Barney (Don Knotts): Off duty? When is a lawman really off duty?
If you didn't grow up in a small town, what I am about to write may not make much sense to you.
But I grew up in a small town in central Arkansas, about a 30–minute drive from Little Rock. It wasn't as small as the Mayberry of the Andy Griffith Show, but it was much smaller than it is today. We knew that we could get most of the things we needed in my hometown, but for some things we had to drive to the big city.
That was the mindset of Barney (Don Knotts) in the episode that premiered on this night in 1962, "Andy and Barney in the Big City." Andy (Andy Griffith) and Barney went to the state capitol to ask for funds for new equipment.
They weren't exactly encouraged by what the commissioner had to tell them.

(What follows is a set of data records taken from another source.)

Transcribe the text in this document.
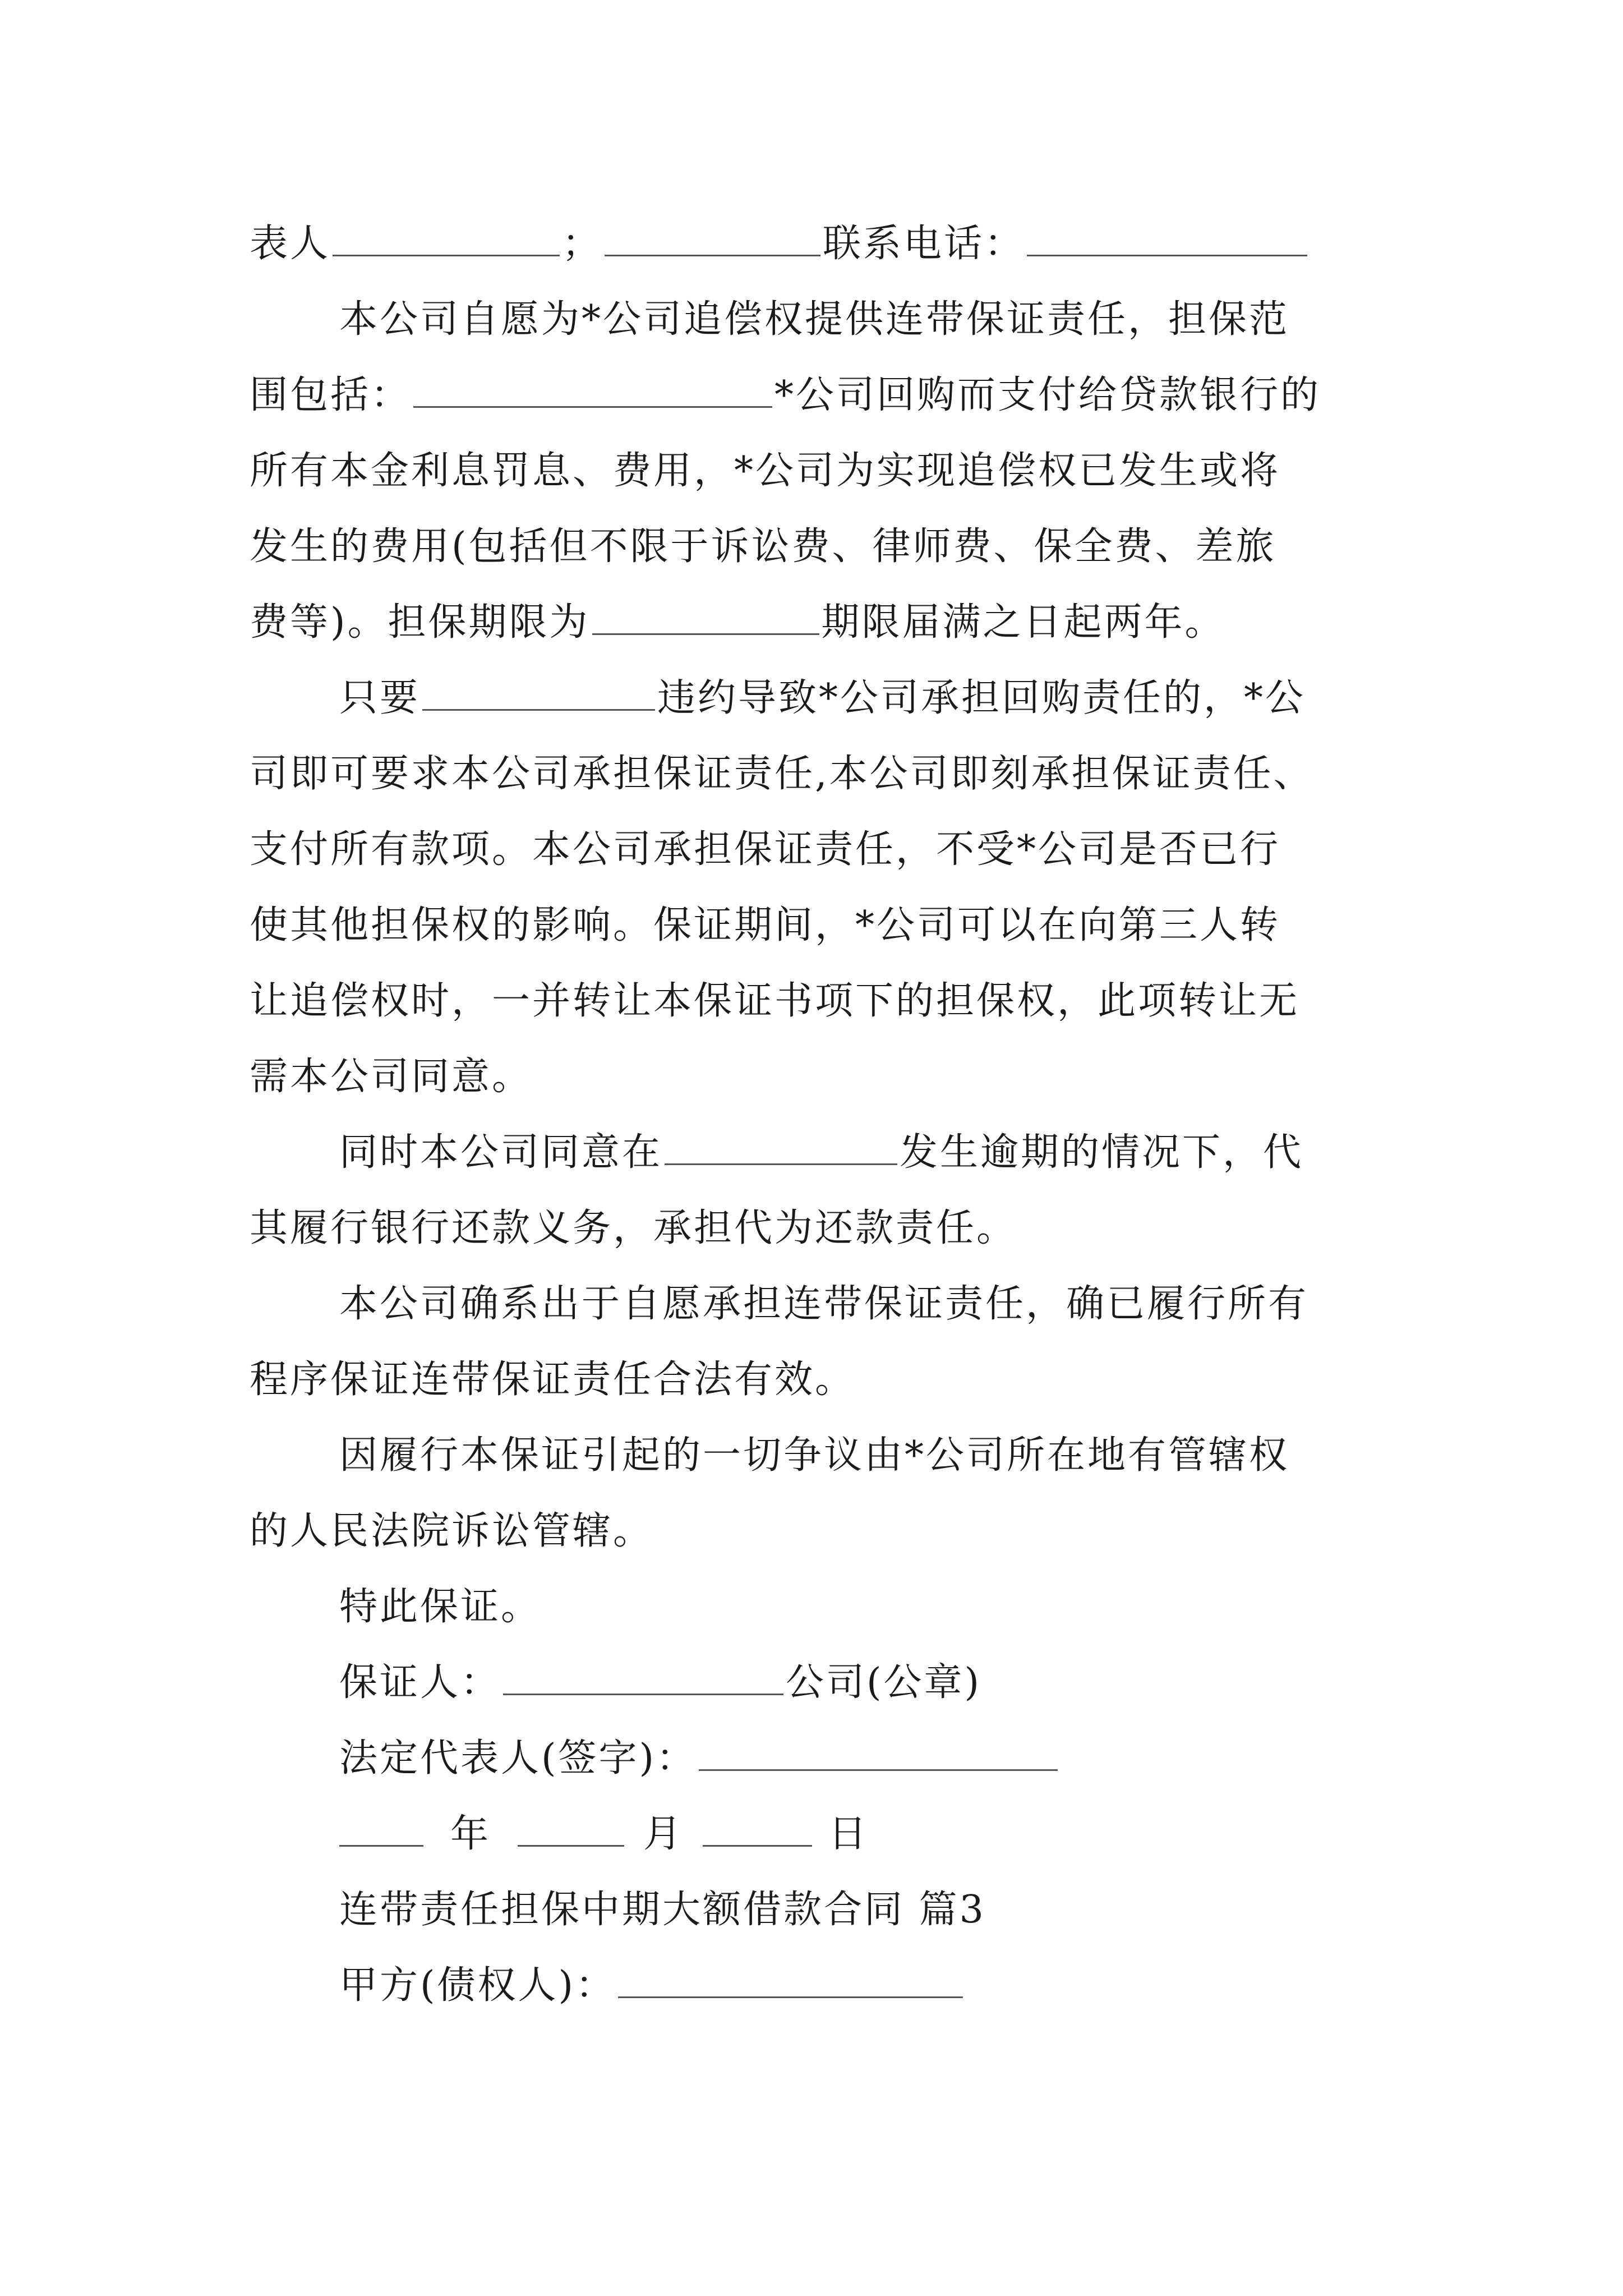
表人	；	联系电话：
本公司自愿为*公司追偿权提供连带保证责任，担保范
围包括：	*公司回购而支付给贷款银行的
所有本金利息罚息、费用，*公司为实现追偿权已发生或将
发生的费用(包括但不限于诉讼费、律师费、保全费、差旅
费等)。担保期限为	期限届满之日起两年。
只要	违约导致*公司承担回购责任的，*公
司即可要求本公司承担保证责任,本公司即刻承担保证责任、
支付所有款项。本公司承担保证责任，不受*公司是否已行
使其他担保权的影响。保证期间，*公司可以在向第三人转
让追偿权时，一并转让本保证书项下的担保权，此项转让无
需本公司同意。
同时本公司同意在	发生逾期的情况下，代
其履行银行还款义务，承担代为还款责任。
本公司确系出于自愿承担连带保证责任，确已履行所有
程序保证连带保证责任合法有效。
因履行本保证引起的一切争议由*公司所在地有管辖权
的人民法院诉讼管辖。
特此保证。
保证人：	公司(公章)
法定代表人(签字)：
年	月	日
连带责任担保中期大额借款合同 篇3
甲方(债权人)：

He said the chances of getting their request approved were slim, given that not much happened in Mayberry.
Barney, who told Andy earlier that he believed the city was where he really belonged, decided that they needed to make a felony arrest that would bring them some attention, and he made the following observation that rings so true from my own childhood experiences: "People come here to the city to shop for things they can't get back home."
But what he had to say next definitely was not a part of my childhood.
"We do the same thing. No felonies in Mayberry? We pick one up here."
Barney had his eye on a fellow who was paying particular attention to a guest at the hotel who was carrying a considerable stash of jewels. He didn't realize the fellow was the hotel detective, and he was providing protection for the guest.
A real criminal came into the hotel, and Barney struck up a friendship with him. Barney got the idea that the criminal was actually the owner of the local newspaper and sensed an opportunity to grab the kind of headlines the Mayberry sheriff's office needed to get that new equipment.
The friendship quickly became a partnership.
As usual, Barney — in his blustery sort of way — got it all wrong and nearly allowed the thief to get away with the jewels, but Andy, in his usual way, bailed Barney out.
But there was one thing Andy couldn't change — the fact that Barney, thinking the hotel detective was the thief, had locked the detective in a closet.
One of the delightful scenes in this episode was one of Knotts' own creations. I refer to the scene in the French restaurant when Barney pointed to items on the menu to keep the waiter from thinking Barney was a rube. Andy thought that was too much of a gamble and said he would tell the waiter what he wanted.
"Don't do that," Barney said. "He'll think you're a plain hick."
"There's worse things than being a plain hick," Andy replied, "like being a hongry one."
Andy wound up with a steak, baked potato and green beans. Barney ended up with a plate of snails and brains.
Many years later, Knotts re–created the scene in an episode of Three's Company.